Fig. 5. CX3 mediates RAD51 filament loading and stability from structural and cellular analyses.

a Structural model showing how CX3 capping at the 5’-end of RAD51 filaments based on superposition of RAD51-ssDNA filament structures (PDB: 7EJC) with our CX3 structure. b Comparison of the canonical RAD51-RAD51 interaction mediated by the F86 polymerization motif (PM) (top left) to the XRCC3 PM interaction with RAD51C (bottom left) and predicted interactions of the RAD51 PMf with RAD51C (top right) and XRCC3 (bottom right) CTDs. c Yeast two-hybrid assay testing interactions between wild-type (WT) RAD51 and RAD51C with XRCC3 WT and PM A65E. d Yeast two-hybrid assay testing interactions between WT XRCC3 with WT RAD51 and indicated PM F86 (left) and CTD pocket (right) mutations. e Quantification of RAD51-SIRF signals in wild-type (WT) and RAD51C A126T HAP1 cells 1 h and 4 h after replication stalling with hydroxyurea, pink bar denotes median. Top left, graphical schematic of a RAD51-SIRF reaction created with http://BioRender.com, top right, expected outcome for RAD51 filament stabilization defects (blue). n(WT, 1 h) = 342, n(A126T, 1 h) = 463, n(WT, 4 h) = 347, n(A126T, 4 h) = 417, from 3 independent biological experiments. f Quantification of RAD51-SIRF signals in RAD51C G264S HAP1 cells 1 h and 4 h after replication stalling with hydroxyurea, pink bar denotes median. Data from wild-type (WT) HAP1 cells is replotted from (e), top right, expected outcome for RAD51 filament loading defects (purple). n(G264S, 1 h) = 701, n(G264S, 4 h) = 723, from 4 independent biological experiments. P values for all RAD51 SIRFs (<0.0001 for all comparisons except 0.0028 for G264S comparison at 1 h and 4 h post HU) were calculated between each comparison using the two-sided Mann–Whitney test.

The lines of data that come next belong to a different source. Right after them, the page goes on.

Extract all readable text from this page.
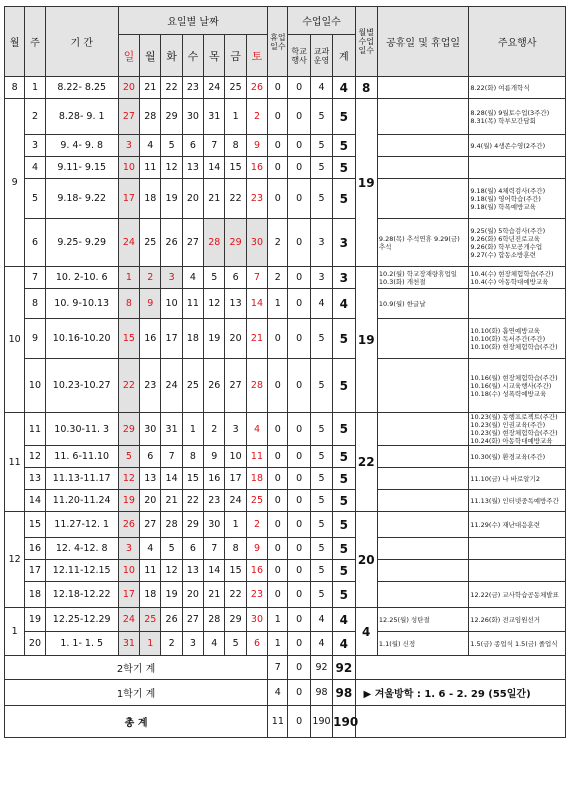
월	주	기 간	요일별 날짜							휴업일수	수업일수			월별수업일수	공휴일 및 휴업일	주요행사
			일	월	화	수	목	금	토		학교행사	교과운영	계			
8	1	8.22- 8.25	20	21	22	23	24	25	26	0	0	4	4	8		8.22(화) 여름개학식
9	2	8.28- 9. 1	27	28	29	30	31	1	2	0	0	5	5	19		8.28(월) 9월토수업(3주간) 8.31(목) 학부모간담회
	3	9. 4- 9. 8	3	4	5	6	7	8	9	0	0	5	5			9.4(월) 4생존수영(2주간)
	4	9.11- 9.15	10	11	12	13	14	15	16	0	0	5	5			
	5	9.18- 9.22	17	18	19	20	21	22	23	0	0	5	5			9.18(월) 4체력검사(주간) 9.18(월) 영어학습(주간) 9.18(월) 학폭예방교육
	6	9.25- 9.29	24	25	26	27	28	29	30	2	0	3	3		9.28(목) 추석연휴 9.29(금) 추석	9.25(월) 5학습검사(주간) 9.26(화) 6학년진로교육 9.26(화) 학부모공개수업 9.27(수) 합동소방훈련
10	7	10. 2-10. 6	1	2	3	4	5	6	7	2	0	3	3	19	10.2(월) 학교장재량휴업일 10.3(화) 개천절	10.4(수) 현장체험학습(주간) 10.4(수) 아동학대예방교육
	8	10. 9-10.13	8	9	10	11	12	13	14	1	0	4	4		10.9(월) 한글날	
	9	10.16-10.20	15	16	17	18	19	20	21	0	0	5	5			10.10(화) 흡연예방교육 10.10(화) 독서주간(주간) 10.10(화) 현장체험학습(주간)
	10	10.23-10.27	22	23	24	25	26	27	28	0	0	5	5			10.16(월) 현장체험학습(주간) 10.16(월) 시교육행사(주간) 10.18(수) 성폭력예방교육
11	11	10.30-11. 3	29	30	31	1	2	3	4	0	0	5	5	22		10.23(월) 동행프로젝트(주간) 10.23(월) 인권교육(주간) 10.23(월) 현장체험학습(주간) 10.24(화) 아동학대예방교육
	12	11. 6-11.10	5	6	7	8	9	10	11	0	0	5	5			10.30(월) 환경교육(주간)
	13	11.13-11.17	12	13	14	15	16	17	18	0	0	5	5			11.10(금) 나 바로알기2
	14	11.20-11.24	19	20	21	22	23	24	25	0	0	5	5			11.13(월) 인터넷중독예방주간
12	15	11.27-12. 1	26	27	28	29	30	1	2	0	0	5	5	20		11.29(수) 재난대응훈련
	16	12. 4-12. 8	3	4	5	6	7	8	9	0	0	5	5			
	17	12.11-12.15	10	11	12	13	14	15	16	0	0	5	5			
	18	12.18-12.22	17	18	19	20	21	22	23	0	0	5	5			12.22(금) 교사학습공동체발표
1	19	12.25-12.29	24	25	26	27	28	29	30	1	0	4	4	4	12.25(월) 성탄절	12.26(화) 전교임원선거
	20	1. 1- 1. 5	31	1	2	3	4	5	6	1	0	4	4		1.1(월) 신정	1.5(금) 종업식 1.5(금) 졸업식
2학기 계										7	0	92	92			
1학기 계										4	0	98	98	▶ 겨울방학 : 1. 6 - 2. 29 (55일간)		
총 계										11	0	190	190			
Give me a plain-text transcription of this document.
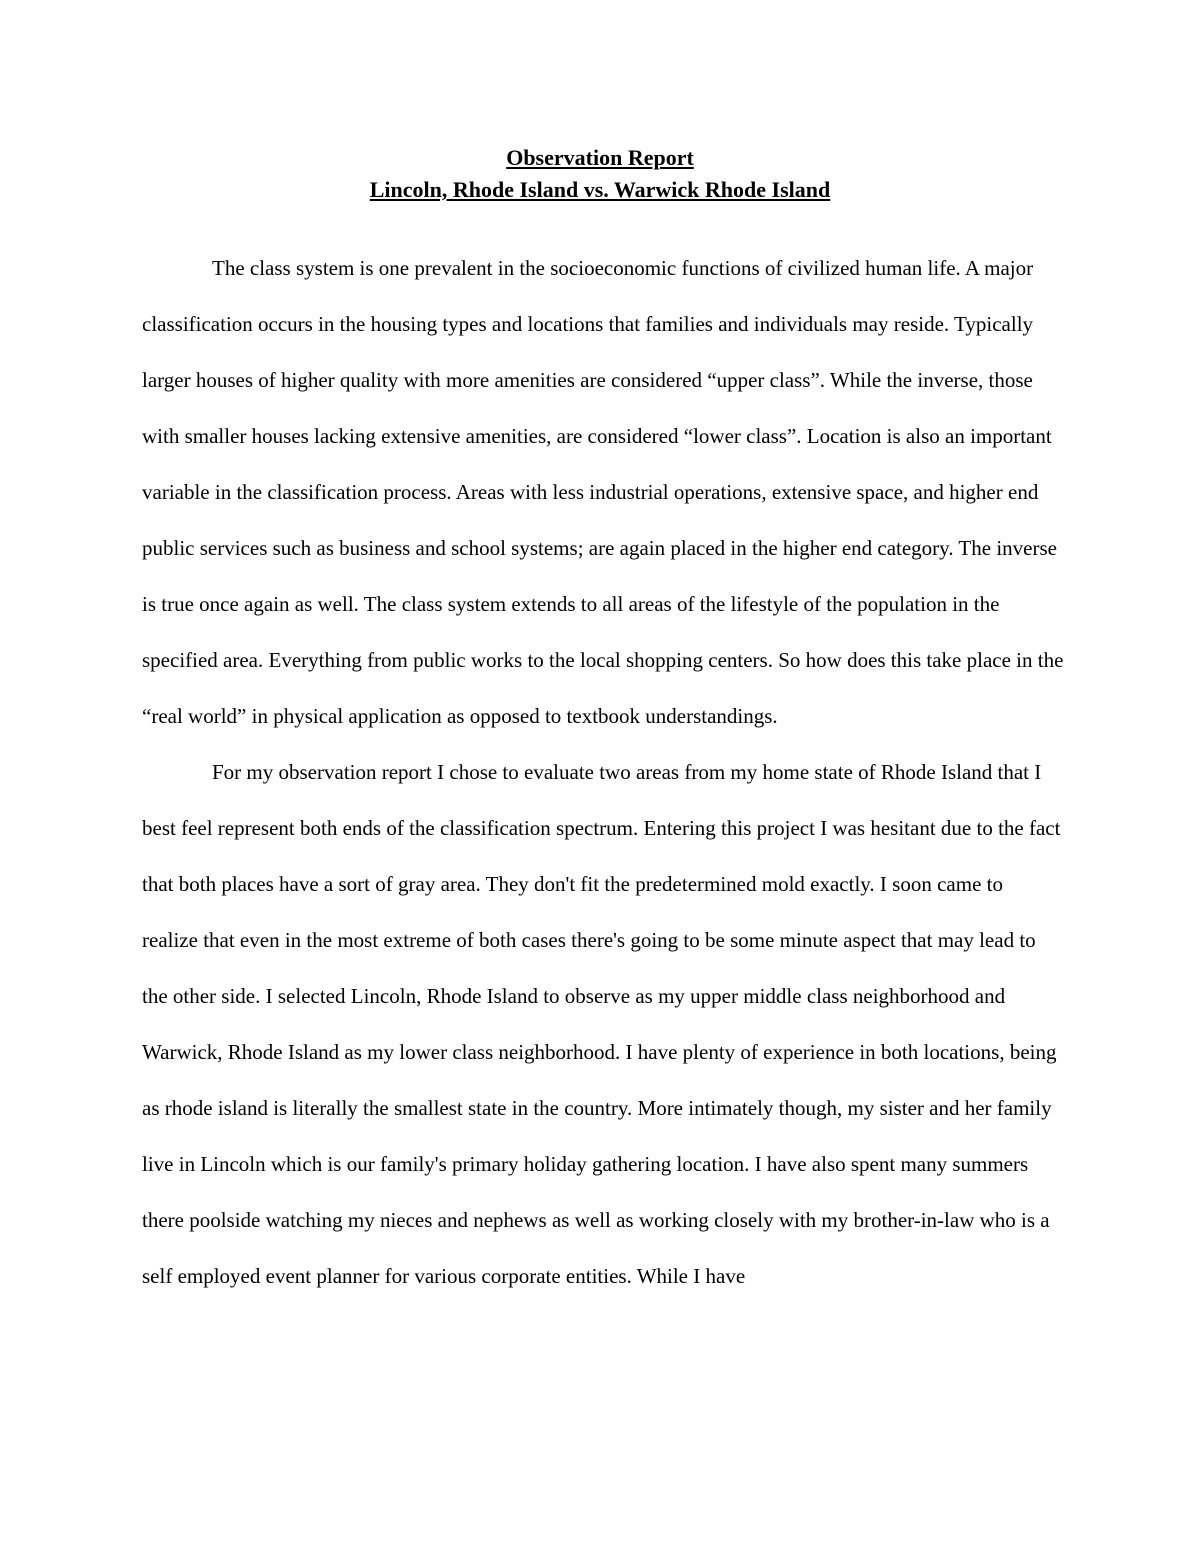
Observation Report

Lincoln, Rhode Island vs. Warwick Rhode Island

The class system is one prevalent in the socioeconomic functions of civilized human life. A major classification occurs in the housing types and locations that families and individuals may reside. Typically larger houses of higher quality with more amenities are considered “upper class”. While the inverse, those with smaller houses lacking extensive amenities, are considered “lower class”. Location is also an important variable in the classification process. Areas with less industrial operations, extensive space, and higher end public services such as business and school systems; are again placed in the higher end category. The inverse is true once again as well. The class system extends to all areas of the lifestyle of the population in the specified area. Everything from public works to the local shopping centers. So how does this take place in the “real world” in physical application as opposed to textbook understandings.

For my observation report I chose to evaluate two areas from my home state of Rhode Island that I best feel represent both ends of the classification spectrum. Entering this project I was hesitant due to the fact that both places have a sort of gray area. They don't fit the predetermined mold exactly. I soon came to realize that even in the most extreme of both cases there's going to be some minute aspect that may lead to the other side. I selected Lincoln, Rhode Island to observe as my upper middle class neighborhood and Warwick, Rhode Island as my lower class neighborhood. I have plenty of experience in both locations, being as rhode island is literally the smallest state in the country. More intimately though, my sister and her family live in Lincoln which is our family's primary holiday gathering location. I have also spent many summers there poolside watching my nieces and nephews as well as working closely with my brother-in-law who is a self employed event planner for various corporate entities. While I have
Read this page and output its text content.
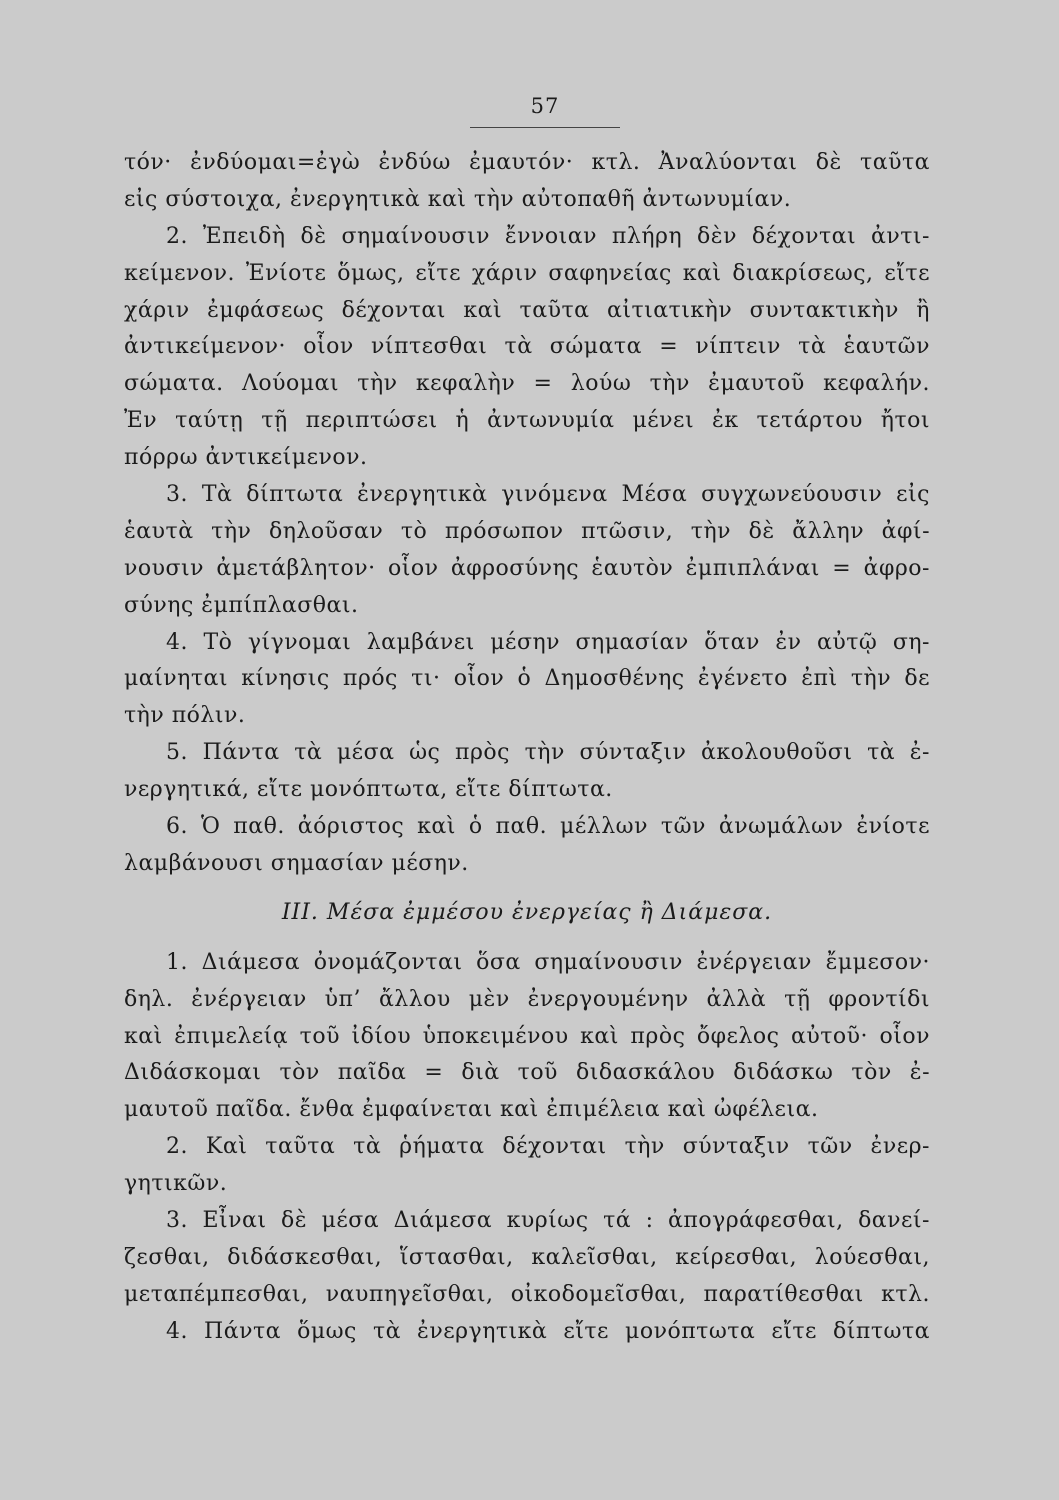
57
τόν· ἐνδύομαι=ἐγὼ ἐνδύω ἐμαυτόν· κτλ. Ἀναλύονται δὲ ταῦτα
εἰς σύστοιχα, ἐνεργητικὰ καὶ τὴν αὐτοπαθῆ ἀντωνυμίαν.
2. Ἐπειδὴ δὲ σημαίνουσιν ἔννοιαν πλήρη δὲν δέχονται ἀντι-
κείμενον. Ἐνίοτε ὅμως, εἴτε χάριν σαφηνείας καὶ διακρίσεως, εἴτε
χάριν ἐμφάσεως δέχονται καὶ ταῦτα αἰτιατικὴν συντακτικὴν ἢ
ἀντικείμενον· οἷον νίπτεσθαι τὰ σώματα = νίπτειν τὰ ἑαυτῶν
σώματα. Λούομαι τὴν κεφαλὴν = λούω τὴν ἐμαυτοῦ κεφαλήν.
Ἐν ταύτῃ τῇ περιπτώσει ἡ ἀντωνυμία μένει ἐκ τετάρτου ἤτοι
πόρρω ἀντικείμενον.
3. Τὰ δίπτωτα ἐνεργητικὰ γινόμενα Μέσα συγχωνεύουσιν εἰς
ἑαυτὰ τὴν δηλοῦσαν τὸ πρόσωπον πτῶσιν, τὴν δὲ ἄλλην ἀφί-
νουσιν ἀμετάβλητον· οἷον ἀφροσύνης ἑαυτὸν ἐμπιπλάναι = ἀφρο-
σύνης ἐμπίπλασθαι.
4. Τὸ γίγνομαι λαμβάνει μέσην σημασίαν ὅταν ἐν αὐτῷ ση-
μαίνηται κίνησις πρός τι· οἷον ὁ Δημοσθένης ἐγένετο ἐπὶ τὴν δε
τὴν πόλιν.
5. Πάντα τὰ μέσα ὡς πρὸς τὴν σύνταξιν ἀκολουθοῦσι τὰ ἐ-
νεργητικά, εἴτε μονόπτωτα, εἴτε δίπτωτα.
6. Ὁ παθ. ἀόριστος καὶ ὁ παθ. μέλλων τῶν ἀνωμάλων ἐνίοτε
λαμβάνουσι σημασίαν μέσην.
III. Μέσα ἐμμέσου ἐνεργείας ἢ Διάμεσα.
1. Διάμεσα ὀνομάζονται ὅσα σημαίνουσιν ἐνέργειαν ἔμμεσον·
δηλ. ἐνέργειαν ὑπ’ ἄλλου μὲν ἐνεργουμένην ἀλλὰ τῇ φροντίδι
καὶ ἐπιμελείᾳ τοῦ ἰδίου ὑποκειμένου καὶ πρὸς ὄφελος αὐτοῦ· οἷον
Διδάσκομαι τὸν παῖδα = διὰ τοῦ διδασκάλου διδάσκω τὸν ἐ-
μαυτοῦ παῖδα. ἔνθα ἐμφαίνεται καὶ ἐπιμέλεια καὶ ὠφέλεια.
2. Καὶ ταῦτα τὰ ῥήματα δέχονται τὴν σύνταξιν τῶν ἐνερ-
γητικῶν.
3. Εἶναι δὲ μέσα Διάμεσα κυρίως τά : ἀπογράφεσθαι, δανεί-
ζεσθαι, διδάσκεσθαι, ἵστασθαι, καλεῖσθαι, κείρεσθαι, λούεσθαι,
μεταπέμπεσθαι, ναυπηγεῖσθαι, οἰκοδομεῖσθαι, παρατίθεσθαι κτλ.
4. Πάντα ὅμως τὰ ἐνεργητικὰ εἴτε μονόπτωτα εἴτε δίπτωτα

Fig. 6. Distinct replication stress reactions by CX3 CTDI and NTDI.

a Dot-blots of nascent IdU replication tracts lengths in human HAP1 cells containing indicated variant RAD51C. left, Representative image of single-molecule DNA fiber tracts labeled with IdU (green) and CldU (red). top, schematic of DNA fiber labeling with IdU, followed by CldU with high concentrations of hydroxyurea (HU) to measure fork protection. n = 4 independent biological experiments. n(WT) = 411, n(A126T) = 455, n(G264S) = 379, derived from 4 independent biological experiments. b Dot-blots of nascent CdU replication tracts lengths in human HAP1 cells containing indicated variant RAD51C. top, schematic of DNA fiber labeling with IdU, followed by CldU with low concentrations of hydroxyurea (HU) to measure replication fork restart. n(WT) = 185, n(A126T) = 275, n(G264S) = 211, derived from 3 independent biological experiments. c Zoomed view, using the CX3-DNA model from Fig. 4c, of the structural environment of RAD51C T287A with DNA, P-loop variants, G264-helix variants and residues within 4.5 Å of T287 (sticks) highlighted. d Dot-blots of nascent IdU replication tracts lengths followed by CldU with 2 mM of HU as in panel (a), in human HAP1 RAD51C T287A cells, results for wild-type HAP1 are replotted. n(T287A) = 170, derived from 2 independent biological experiments. e Dot-blots of nascent CldU replication tracts lengths in the presence of 300 µM HU as in panel (b), in human HAP1 RAD51C T287A cells, results for wild-type HAP1 are replotted. n(T287A) = 188, derived from 2 independent biological experiments. f Dot-blots of ratio of nascent CdU divided by IdU replication tracts lengths in human HAP1 cells containing indicated variant RAD51C. top, schematic created with http://BioRender.com of DNA fiber labeling with IdU, followed by CldU with low concentrations of camptothecin (CPT) to measure replication fork slowing during CPT indicative of replication fork reversal. n(WT) = 162, n(A126T) = 124, n(G264S) = 142, derived from 2 independent biological experiments. P values (shown above brackets in the figure panels) for all DNA fiber analysis and between each comparison were calculated using the two-sided Mann–Whitney test. g Schematic figure of RAD51C protein highlighting regions responsible for fork protection in blue and fork restart in pink.